What is it like to learn Arabic via immersion?
Learning Arabic is a lot of fun. With the current political situation, being able to speak Arabic right now can be particularly rewarding.
We hear a lot of news about what is going on in Egypt, Syria and other Arab-spring countries. But this news is told to us by the West using western journalists. What do Syrians and Egyptians think? What is the news they are told? Do they know what we know or is their information different to ours? What is their perspective?
If you can read and speak Arabic, the answers to these questions are at your fingertips.
So how to learn Arabic?
The best way to learn Arabic is to immerse yourself in it. If you are travelling to an Arabic-speaking country, try to spend some time with the locals and away from other English speakers. Learning a language is all about practice. Practice is the best way to learn vocabulary, recognise and use grammar and structures, and to convert your textbook knowledge into actually being able to speak the language.

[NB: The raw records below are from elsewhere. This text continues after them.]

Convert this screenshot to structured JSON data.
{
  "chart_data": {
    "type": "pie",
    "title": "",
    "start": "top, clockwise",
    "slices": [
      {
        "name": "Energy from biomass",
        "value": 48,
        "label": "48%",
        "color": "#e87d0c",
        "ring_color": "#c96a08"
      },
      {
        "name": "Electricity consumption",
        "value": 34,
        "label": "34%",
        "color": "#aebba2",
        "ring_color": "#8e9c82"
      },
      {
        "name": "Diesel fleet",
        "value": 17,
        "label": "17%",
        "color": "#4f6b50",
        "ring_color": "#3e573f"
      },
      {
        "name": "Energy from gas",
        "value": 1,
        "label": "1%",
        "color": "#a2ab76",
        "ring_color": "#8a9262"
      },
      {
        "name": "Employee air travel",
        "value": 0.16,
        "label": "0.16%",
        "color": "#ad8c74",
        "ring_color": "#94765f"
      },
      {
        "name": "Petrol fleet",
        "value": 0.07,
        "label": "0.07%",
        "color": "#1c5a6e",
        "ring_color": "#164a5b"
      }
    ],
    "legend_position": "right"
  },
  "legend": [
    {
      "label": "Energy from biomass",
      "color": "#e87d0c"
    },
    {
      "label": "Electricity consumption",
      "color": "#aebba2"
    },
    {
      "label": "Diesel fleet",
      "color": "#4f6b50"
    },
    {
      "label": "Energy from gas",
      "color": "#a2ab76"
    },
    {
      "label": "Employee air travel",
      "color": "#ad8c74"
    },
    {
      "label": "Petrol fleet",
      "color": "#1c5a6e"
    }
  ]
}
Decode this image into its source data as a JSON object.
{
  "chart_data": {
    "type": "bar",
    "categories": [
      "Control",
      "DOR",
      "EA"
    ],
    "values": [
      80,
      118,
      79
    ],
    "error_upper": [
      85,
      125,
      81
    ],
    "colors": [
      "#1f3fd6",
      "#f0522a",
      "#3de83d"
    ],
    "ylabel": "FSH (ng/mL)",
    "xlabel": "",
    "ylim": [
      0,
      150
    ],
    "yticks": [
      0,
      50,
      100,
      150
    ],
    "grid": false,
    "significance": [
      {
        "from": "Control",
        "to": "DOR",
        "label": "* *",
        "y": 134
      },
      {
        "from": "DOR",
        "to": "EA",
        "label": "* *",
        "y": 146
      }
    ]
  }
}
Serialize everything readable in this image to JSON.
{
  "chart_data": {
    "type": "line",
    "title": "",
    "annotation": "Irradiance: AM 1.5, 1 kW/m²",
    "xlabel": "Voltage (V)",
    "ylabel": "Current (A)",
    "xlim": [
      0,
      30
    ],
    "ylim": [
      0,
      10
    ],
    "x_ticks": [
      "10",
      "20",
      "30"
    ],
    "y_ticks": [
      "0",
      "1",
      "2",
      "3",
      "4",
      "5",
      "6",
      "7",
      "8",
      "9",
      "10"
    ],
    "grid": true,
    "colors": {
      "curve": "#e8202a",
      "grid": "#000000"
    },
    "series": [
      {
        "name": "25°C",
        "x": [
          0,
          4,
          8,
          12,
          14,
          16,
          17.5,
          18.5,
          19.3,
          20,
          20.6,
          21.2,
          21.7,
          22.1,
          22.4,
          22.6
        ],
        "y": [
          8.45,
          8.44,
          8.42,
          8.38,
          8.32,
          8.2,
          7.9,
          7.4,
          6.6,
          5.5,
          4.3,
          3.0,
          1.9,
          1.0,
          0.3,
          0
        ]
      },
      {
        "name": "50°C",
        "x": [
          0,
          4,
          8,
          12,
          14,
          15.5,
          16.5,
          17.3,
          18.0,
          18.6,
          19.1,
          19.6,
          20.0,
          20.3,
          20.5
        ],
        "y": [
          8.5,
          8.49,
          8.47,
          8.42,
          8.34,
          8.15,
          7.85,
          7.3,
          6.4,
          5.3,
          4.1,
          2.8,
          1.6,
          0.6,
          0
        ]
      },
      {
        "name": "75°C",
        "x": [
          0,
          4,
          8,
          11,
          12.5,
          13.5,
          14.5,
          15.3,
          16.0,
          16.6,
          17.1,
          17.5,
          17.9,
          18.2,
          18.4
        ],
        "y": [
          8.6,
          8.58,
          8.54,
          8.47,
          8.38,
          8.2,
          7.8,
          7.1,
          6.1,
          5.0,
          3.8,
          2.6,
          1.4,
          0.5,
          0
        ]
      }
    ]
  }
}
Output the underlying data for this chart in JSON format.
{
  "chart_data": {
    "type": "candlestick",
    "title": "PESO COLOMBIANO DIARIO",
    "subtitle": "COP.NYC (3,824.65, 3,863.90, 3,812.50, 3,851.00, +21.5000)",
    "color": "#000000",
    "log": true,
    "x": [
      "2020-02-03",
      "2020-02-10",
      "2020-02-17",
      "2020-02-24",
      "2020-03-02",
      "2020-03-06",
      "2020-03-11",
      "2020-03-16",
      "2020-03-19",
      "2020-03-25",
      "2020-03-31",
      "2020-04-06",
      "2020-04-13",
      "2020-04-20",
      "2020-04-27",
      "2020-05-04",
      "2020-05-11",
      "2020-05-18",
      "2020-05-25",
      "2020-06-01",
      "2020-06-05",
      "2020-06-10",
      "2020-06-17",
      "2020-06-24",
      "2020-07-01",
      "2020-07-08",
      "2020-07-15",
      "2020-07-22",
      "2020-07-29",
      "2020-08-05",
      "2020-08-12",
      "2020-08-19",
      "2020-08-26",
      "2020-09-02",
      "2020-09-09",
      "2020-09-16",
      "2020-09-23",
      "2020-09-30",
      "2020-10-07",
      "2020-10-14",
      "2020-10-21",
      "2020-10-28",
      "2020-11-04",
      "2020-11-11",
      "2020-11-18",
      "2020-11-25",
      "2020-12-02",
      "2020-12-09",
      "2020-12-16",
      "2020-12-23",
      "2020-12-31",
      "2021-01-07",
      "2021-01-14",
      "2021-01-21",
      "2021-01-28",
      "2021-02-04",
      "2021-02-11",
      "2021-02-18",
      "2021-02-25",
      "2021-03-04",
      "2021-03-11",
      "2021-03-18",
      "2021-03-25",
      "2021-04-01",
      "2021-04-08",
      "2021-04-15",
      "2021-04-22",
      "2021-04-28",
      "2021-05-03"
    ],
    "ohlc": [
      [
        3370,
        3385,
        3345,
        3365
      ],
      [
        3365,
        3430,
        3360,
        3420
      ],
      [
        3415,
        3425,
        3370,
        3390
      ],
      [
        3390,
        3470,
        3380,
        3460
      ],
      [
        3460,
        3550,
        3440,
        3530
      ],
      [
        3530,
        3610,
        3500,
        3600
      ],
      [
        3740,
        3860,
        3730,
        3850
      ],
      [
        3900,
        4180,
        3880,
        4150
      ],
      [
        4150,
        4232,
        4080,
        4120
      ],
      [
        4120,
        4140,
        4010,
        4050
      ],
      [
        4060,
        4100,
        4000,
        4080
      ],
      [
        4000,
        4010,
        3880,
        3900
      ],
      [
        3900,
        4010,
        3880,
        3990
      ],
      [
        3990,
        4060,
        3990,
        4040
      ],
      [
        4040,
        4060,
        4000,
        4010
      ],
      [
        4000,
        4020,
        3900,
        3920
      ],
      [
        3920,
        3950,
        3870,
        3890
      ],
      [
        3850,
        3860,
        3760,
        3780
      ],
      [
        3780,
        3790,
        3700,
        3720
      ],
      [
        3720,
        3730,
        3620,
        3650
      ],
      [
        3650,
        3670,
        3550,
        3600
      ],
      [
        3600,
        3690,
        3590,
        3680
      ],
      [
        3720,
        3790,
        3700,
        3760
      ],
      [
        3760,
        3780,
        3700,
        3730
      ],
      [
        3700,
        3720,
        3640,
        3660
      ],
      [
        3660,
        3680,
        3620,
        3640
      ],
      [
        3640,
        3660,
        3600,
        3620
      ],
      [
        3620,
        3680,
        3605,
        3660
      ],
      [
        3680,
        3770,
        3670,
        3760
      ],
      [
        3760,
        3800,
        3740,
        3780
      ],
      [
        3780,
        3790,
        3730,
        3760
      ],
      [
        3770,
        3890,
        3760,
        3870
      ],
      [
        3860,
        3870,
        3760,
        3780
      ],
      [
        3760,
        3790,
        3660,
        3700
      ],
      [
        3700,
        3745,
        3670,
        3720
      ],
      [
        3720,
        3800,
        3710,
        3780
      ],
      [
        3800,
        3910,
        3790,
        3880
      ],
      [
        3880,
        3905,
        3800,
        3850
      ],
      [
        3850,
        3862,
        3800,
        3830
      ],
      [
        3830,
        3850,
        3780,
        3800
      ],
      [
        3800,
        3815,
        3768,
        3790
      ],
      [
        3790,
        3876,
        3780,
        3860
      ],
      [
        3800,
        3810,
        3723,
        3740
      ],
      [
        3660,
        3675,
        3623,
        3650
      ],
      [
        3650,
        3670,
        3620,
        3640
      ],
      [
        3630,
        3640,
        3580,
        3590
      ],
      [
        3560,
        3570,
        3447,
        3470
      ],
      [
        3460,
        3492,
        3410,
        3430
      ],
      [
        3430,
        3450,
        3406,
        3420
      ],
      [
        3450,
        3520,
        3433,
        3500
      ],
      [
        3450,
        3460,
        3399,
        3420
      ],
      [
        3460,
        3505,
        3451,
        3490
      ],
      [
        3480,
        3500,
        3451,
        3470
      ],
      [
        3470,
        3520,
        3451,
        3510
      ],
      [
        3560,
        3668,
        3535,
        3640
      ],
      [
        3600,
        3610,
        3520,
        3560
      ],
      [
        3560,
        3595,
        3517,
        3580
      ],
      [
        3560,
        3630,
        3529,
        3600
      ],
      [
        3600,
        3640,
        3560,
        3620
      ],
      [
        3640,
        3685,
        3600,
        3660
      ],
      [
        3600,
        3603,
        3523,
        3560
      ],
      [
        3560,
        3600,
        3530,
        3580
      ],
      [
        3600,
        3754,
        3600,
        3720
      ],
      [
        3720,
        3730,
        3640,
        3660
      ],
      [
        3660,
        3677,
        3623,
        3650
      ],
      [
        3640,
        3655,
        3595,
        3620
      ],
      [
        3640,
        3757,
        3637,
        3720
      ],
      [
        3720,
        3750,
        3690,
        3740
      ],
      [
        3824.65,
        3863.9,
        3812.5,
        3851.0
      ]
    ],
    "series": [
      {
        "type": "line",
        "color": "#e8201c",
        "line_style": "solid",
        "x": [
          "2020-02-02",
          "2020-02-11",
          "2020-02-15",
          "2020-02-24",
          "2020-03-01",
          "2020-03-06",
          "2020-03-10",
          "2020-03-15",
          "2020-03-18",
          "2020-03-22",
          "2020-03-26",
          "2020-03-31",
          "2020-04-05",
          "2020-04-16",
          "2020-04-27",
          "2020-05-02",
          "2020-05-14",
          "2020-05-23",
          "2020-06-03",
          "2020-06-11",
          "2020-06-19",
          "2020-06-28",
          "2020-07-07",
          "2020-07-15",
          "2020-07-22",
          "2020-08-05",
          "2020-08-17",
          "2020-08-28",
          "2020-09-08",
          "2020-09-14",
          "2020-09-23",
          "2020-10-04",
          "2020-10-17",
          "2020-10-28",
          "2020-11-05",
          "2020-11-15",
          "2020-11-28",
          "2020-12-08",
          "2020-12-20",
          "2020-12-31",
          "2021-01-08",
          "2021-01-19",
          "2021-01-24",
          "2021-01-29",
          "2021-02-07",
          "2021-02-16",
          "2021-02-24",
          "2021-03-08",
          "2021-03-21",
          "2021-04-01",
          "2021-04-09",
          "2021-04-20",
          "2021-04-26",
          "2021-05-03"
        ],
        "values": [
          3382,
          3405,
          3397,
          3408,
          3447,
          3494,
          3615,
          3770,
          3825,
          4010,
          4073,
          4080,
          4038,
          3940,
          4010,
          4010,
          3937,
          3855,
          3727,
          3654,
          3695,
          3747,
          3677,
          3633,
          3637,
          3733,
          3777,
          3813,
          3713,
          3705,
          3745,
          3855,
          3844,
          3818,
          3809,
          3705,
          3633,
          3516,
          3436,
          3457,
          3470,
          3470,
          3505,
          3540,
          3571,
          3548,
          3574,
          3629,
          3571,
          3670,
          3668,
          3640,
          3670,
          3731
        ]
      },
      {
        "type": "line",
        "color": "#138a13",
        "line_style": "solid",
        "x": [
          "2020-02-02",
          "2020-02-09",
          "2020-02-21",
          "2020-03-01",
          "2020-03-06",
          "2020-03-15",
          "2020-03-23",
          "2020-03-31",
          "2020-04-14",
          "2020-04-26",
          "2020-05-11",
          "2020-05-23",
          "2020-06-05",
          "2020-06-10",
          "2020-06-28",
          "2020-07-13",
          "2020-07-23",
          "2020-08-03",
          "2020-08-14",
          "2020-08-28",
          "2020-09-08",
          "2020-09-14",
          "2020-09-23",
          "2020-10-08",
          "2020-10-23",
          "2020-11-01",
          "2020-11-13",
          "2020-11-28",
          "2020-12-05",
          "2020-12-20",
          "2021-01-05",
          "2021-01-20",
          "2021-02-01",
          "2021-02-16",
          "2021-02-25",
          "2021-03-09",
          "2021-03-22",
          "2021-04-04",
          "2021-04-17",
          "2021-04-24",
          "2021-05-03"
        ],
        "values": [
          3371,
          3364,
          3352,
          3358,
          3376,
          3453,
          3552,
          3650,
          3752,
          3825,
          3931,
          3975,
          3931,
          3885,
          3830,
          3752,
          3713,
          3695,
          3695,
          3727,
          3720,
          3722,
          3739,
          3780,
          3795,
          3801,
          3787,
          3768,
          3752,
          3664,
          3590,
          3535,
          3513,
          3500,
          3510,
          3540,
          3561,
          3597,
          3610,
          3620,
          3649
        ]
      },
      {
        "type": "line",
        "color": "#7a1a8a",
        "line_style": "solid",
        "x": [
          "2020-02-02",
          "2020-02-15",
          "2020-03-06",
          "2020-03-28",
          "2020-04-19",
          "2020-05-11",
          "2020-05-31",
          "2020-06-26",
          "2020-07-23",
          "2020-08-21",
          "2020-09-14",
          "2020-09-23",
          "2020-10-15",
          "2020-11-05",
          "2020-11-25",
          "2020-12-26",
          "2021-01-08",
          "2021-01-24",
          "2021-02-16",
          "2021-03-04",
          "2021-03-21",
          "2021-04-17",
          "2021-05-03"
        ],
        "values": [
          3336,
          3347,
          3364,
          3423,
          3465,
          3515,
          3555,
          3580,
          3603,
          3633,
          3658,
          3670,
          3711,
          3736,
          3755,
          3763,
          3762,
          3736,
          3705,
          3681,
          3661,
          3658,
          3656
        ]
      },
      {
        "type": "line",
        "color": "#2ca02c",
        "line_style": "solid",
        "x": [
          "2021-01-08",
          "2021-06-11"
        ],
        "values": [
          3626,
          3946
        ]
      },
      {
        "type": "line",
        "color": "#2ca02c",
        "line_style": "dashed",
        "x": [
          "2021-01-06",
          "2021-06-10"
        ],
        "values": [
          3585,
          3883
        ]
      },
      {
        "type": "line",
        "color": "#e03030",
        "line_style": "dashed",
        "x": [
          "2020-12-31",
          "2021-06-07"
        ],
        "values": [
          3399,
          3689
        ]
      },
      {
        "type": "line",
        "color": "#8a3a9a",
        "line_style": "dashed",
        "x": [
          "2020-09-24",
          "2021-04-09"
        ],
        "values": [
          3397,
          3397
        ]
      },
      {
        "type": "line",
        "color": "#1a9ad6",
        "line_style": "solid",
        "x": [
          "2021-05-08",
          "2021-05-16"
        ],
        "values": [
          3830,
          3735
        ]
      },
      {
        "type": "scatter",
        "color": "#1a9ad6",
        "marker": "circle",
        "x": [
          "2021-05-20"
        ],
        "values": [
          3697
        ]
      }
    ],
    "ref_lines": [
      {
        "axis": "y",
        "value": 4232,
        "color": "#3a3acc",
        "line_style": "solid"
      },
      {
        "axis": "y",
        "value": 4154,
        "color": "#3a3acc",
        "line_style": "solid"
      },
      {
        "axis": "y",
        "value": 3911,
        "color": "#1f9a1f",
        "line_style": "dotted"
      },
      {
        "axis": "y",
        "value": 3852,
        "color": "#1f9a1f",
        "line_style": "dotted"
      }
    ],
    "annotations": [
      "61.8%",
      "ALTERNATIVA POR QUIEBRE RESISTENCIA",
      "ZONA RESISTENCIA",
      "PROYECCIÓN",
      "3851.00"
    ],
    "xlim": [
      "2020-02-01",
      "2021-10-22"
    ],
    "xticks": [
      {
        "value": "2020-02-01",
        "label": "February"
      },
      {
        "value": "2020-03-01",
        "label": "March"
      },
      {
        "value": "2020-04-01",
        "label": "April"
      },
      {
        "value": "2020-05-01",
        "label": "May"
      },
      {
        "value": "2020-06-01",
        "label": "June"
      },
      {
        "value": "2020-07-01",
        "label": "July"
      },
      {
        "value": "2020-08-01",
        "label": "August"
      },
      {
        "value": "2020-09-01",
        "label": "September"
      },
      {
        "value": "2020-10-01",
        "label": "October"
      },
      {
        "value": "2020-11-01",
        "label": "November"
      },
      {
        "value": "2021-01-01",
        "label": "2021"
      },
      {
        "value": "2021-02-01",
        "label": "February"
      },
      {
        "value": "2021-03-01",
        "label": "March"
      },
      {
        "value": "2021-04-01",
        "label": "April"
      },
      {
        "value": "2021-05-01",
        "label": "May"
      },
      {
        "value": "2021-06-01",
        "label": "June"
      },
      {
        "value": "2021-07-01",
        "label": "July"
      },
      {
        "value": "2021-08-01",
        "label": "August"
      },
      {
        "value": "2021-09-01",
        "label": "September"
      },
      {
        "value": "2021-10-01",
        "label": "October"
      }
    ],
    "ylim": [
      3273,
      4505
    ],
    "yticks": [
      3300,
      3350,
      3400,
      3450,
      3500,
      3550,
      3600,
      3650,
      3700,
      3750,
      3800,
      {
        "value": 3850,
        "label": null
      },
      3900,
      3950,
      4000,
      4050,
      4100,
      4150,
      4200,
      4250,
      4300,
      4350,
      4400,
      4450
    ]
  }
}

If you aren’t in an Arabic-speaking country, the practice principle still applies. Join an immersion class so you have time every week where you are completely immersed in and are only speaking in- and listening to Arabic. Outside of class listen to music, watch movies and get a language exchange partner. Once your Arabic is more advanced you can read books (starting with children’s books). These activities should be fun and enjoyable – and more effective than learning vocabulary and reading textbooks. Learning vocabulary and using your textbook are of course excellent things to do, but if you are struggling for motivation, start with the no-pain options first.
Learning Arabic should be fun. In order to keep your motivation, you need to feel you are progressing. Immersion classes progress faster than English-based classes, because you are exposed to 80 minutes plus of Arabic per 1.5 hour class, as opposed to around 20 minutes in an English-based class.
Arabic is more difficult to learn than a European language because it has a different script to what we are used to. However you can still make excellent progress in Arabic, and achieve your goals of reading, writing and speaking Arabic fluently.